UFRGS/HCPA - Hospital de Clínicas de Porto Alegre (RS) — Prova 2019
Paciente de 8 anos foi atendido em uma Unidade de Pronto-Atendimento por febre persistente há 4 dias, calafrios e dor torácica, mais acentuada à direita. Ao exame físico, havia leves retrações intercostais bilaterais, estertores rudes nas bases e diminuição de murmúrio vesicular à direita. A radiografia de tórax mostrou áreas irregulares de cavitação no parênquima pulmonar direito e presença de prováveis fistulas broncopulmonares. Considerando os achados, qual o principal agente etiológico dessa enfermidade?
Pneumonia com cavitação e fístulas broncopulmonares em criança → forte suspeita de Staphylococcus aureus.
A presença de febre persistente, dor torácica, sinais de desconforto respiratório e, principalmente, achados radiográficos de cavitação e prováveis fístulas broncopulmonares em uma criança de 8 anos, sugere fortemente uma pneumonia necrotizante. O principal agente etiológico associado a essas características em pediatria é o Staphylococcus aureus, especialmente as cepas produtoras de toxinas como a Panton-Valentine Leukocidin (PVL).

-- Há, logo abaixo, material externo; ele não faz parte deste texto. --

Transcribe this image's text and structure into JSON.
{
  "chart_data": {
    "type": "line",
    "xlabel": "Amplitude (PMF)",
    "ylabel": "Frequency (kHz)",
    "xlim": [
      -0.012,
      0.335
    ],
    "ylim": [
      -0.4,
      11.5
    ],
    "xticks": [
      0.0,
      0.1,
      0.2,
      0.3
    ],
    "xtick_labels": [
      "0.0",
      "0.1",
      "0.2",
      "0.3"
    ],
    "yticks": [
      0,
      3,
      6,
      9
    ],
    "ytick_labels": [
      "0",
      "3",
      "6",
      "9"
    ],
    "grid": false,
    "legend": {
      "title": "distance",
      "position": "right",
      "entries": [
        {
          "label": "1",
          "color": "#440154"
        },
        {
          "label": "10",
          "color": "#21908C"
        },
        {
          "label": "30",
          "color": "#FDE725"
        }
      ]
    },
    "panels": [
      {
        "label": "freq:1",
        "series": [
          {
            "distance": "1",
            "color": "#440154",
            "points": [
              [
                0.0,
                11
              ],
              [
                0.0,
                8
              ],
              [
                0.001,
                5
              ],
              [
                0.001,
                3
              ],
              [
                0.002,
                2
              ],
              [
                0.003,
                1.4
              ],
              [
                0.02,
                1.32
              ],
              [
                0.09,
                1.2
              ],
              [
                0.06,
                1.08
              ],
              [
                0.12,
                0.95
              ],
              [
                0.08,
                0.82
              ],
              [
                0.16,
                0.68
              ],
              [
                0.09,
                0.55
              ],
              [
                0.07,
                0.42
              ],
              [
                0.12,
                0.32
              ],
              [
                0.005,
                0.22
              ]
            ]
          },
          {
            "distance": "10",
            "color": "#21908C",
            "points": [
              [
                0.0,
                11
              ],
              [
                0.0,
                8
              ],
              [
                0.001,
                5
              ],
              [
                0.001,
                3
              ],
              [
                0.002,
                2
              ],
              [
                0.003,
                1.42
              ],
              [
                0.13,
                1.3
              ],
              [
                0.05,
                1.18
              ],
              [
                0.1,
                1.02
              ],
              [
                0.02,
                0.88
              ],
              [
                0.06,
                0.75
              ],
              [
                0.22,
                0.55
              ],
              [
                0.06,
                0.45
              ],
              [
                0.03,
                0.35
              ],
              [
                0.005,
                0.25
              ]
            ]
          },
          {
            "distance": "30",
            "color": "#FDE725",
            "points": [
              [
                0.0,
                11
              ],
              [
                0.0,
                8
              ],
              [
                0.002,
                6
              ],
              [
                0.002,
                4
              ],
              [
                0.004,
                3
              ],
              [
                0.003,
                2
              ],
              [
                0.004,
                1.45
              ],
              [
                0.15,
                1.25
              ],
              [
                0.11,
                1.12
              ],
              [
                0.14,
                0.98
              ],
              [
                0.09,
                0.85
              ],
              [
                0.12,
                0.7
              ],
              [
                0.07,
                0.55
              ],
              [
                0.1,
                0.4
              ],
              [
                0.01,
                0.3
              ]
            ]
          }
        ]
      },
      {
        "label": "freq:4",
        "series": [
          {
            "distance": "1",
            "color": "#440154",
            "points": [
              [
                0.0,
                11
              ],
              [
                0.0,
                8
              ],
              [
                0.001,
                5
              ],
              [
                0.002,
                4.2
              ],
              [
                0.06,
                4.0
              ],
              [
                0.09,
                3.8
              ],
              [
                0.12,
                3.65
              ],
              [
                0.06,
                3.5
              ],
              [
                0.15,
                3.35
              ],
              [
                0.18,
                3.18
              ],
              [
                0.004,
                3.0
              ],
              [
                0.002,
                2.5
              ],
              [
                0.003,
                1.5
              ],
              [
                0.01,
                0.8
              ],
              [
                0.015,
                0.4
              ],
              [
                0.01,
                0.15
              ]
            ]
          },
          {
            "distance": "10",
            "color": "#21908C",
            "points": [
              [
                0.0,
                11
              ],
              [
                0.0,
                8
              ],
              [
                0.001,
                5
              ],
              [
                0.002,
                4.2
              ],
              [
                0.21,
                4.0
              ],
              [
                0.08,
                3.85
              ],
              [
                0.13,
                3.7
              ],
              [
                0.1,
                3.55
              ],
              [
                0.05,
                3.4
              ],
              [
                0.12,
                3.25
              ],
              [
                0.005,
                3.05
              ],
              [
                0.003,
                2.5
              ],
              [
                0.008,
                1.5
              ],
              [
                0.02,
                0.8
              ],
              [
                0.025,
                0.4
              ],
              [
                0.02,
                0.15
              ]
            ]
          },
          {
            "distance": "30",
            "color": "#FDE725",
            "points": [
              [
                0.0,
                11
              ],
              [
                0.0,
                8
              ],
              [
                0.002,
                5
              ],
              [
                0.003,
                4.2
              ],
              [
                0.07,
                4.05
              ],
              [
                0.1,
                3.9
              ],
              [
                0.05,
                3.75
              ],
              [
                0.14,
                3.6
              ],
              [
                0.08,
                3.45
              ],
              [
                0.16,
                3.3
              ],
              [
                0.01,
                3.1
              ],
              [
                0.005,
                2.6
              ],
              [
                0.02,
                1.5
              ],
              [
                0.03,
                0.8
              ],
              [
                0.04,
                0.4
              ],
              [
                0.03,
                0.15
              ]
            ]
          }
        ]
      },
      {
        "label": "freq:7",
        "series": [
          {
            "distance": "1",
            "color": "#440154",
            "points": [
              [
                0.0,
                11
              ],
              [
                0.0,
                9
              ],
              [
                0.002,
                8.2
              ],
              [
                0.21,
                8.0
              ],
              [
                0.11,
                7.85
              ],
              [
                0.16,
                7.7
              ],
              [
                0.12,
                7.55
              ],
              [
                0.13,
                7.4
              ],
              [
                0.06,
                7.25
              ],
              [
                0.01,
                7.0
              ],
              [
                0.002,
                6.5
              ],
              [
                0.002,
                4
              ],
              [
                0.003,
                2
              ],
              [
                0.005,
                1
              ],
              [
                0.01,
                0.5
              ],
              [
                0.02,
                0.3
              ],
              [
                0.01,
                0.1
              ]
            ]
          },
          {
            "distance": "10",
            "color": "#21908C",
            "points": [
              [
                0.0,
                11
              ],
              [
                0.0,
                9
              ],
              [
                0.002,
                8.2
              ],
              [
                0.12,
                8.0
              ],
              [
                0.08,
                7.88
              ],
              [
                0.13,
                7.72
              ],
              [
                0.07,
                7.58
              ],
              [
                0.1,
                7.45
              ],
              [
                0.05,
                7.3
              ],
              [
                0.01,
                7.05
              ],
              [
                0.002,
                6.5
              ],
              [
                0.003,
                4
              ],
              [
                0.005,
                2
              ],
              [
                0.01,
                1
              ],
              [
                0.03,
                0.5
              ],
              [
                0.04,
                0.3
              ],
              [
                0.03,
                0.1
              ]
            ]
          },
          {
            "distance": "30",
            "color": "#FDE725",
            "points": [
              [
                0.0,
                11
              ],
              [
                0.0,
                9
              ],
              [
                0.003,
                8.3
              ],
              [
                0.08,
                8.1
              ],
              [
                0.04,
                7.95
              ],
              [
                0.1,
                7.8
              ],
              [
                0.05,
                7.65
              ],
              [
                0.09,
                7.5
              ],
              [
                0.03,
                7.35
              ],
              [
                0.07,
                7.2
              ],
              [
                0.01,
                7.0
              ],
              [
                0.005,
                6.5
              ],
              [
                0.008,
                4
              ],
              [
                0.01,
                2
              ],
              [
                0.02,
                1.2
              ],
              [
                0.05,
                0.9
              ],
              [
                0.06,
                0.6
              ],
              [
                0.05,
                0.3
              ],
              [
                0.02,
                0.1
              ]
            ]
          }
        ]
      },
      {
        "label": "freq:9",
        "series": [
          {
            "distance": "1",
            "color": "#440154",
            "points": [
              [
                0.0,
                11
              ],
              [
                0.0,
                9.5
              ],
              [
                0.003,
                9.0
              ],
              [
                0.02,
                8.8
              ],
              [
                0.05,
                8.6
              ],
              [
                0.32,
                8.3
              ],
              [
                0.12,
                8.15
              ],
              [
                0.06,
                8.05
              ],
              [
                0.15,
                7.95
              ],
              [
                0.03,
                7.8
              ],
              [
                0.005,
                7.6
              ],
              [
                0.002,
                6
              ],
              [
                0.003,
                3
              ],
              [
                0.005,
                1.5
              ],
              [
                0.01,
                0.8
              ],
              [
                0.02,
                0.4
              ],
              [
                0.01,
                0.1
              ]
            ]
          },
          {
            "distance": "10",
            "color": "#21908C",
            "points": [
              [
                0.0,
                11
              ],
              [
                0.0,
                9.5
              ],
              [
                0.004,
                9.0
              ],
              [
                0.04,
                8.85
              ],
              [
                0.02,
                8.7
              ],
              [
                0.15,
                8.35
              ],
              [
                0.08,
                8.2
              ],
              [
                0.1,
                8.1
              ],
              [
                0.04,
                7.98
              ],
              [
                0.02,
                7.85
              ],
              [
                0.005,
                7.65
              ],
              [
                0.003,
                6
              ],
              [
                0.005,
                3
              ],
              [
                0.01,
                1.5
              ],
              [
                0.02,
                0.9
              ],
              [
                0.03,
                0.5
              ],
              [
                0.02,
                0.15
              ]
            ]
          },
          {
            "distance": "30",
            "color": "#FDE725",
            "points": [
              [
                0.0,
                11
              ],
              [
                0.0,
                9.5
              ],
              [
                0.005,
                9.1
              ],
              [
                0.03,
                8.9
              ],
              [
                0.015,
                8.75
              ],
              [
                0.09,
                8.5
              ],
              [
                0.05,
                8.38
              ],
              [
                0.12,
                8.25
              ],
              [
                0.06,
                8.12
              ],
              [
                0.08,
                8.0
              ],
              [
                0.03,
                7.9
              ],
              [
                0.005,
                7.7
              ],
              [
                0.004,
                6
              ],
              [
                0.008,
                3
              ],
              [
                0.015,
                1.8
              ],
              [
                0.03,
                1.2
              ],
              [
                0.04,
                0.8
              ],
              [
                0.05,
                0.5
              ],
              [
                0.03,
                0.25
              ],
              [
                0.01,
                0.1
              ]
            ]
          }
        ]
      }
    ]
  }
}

A pneumonia é uma das principais causas de morbimortalidade em crianças globalmente. Embora o Streptococcus pneumoniae seja o agente etiológico mais comum da pneumonia bacteriana em pediatria, o Staphylococcus aureus é um patógeno importante a ser considerado em casos de pneumonia grave, especialmente quando há complicações como cavitação, formação de abscessos ou fístulas broncopulmonares. A fisiopatologia da pneumonia por S. aureus é frequentemente associada à produção de toxinas, como a leucocidina de Panton-Valentine (PVL), que causam necrose tecidual extensa e inflamação severa. Isso leva à formação de cavidades e à destruição do parênquima pulmonar, resultando nos achados radiográficos descritos. A infecção pode ser primária ou secundária a uma infecção viral prévia. O diagnóstico é baseado na apresentação clínica (febre persistente, dor torácica, desconforto respiratório) e nos achados de imagem. A radiografia de tórax e a tomografia são essenciais para identificar as complicações. O tratamento envolve antibioticoterapia empírica que cubra S. aureus, incluindo cepas resistentes à meticilina (MRSA), se houver suspeita, e suporte intensivo para as complicações pulmonares, como drenagem de empiema ou abscessos.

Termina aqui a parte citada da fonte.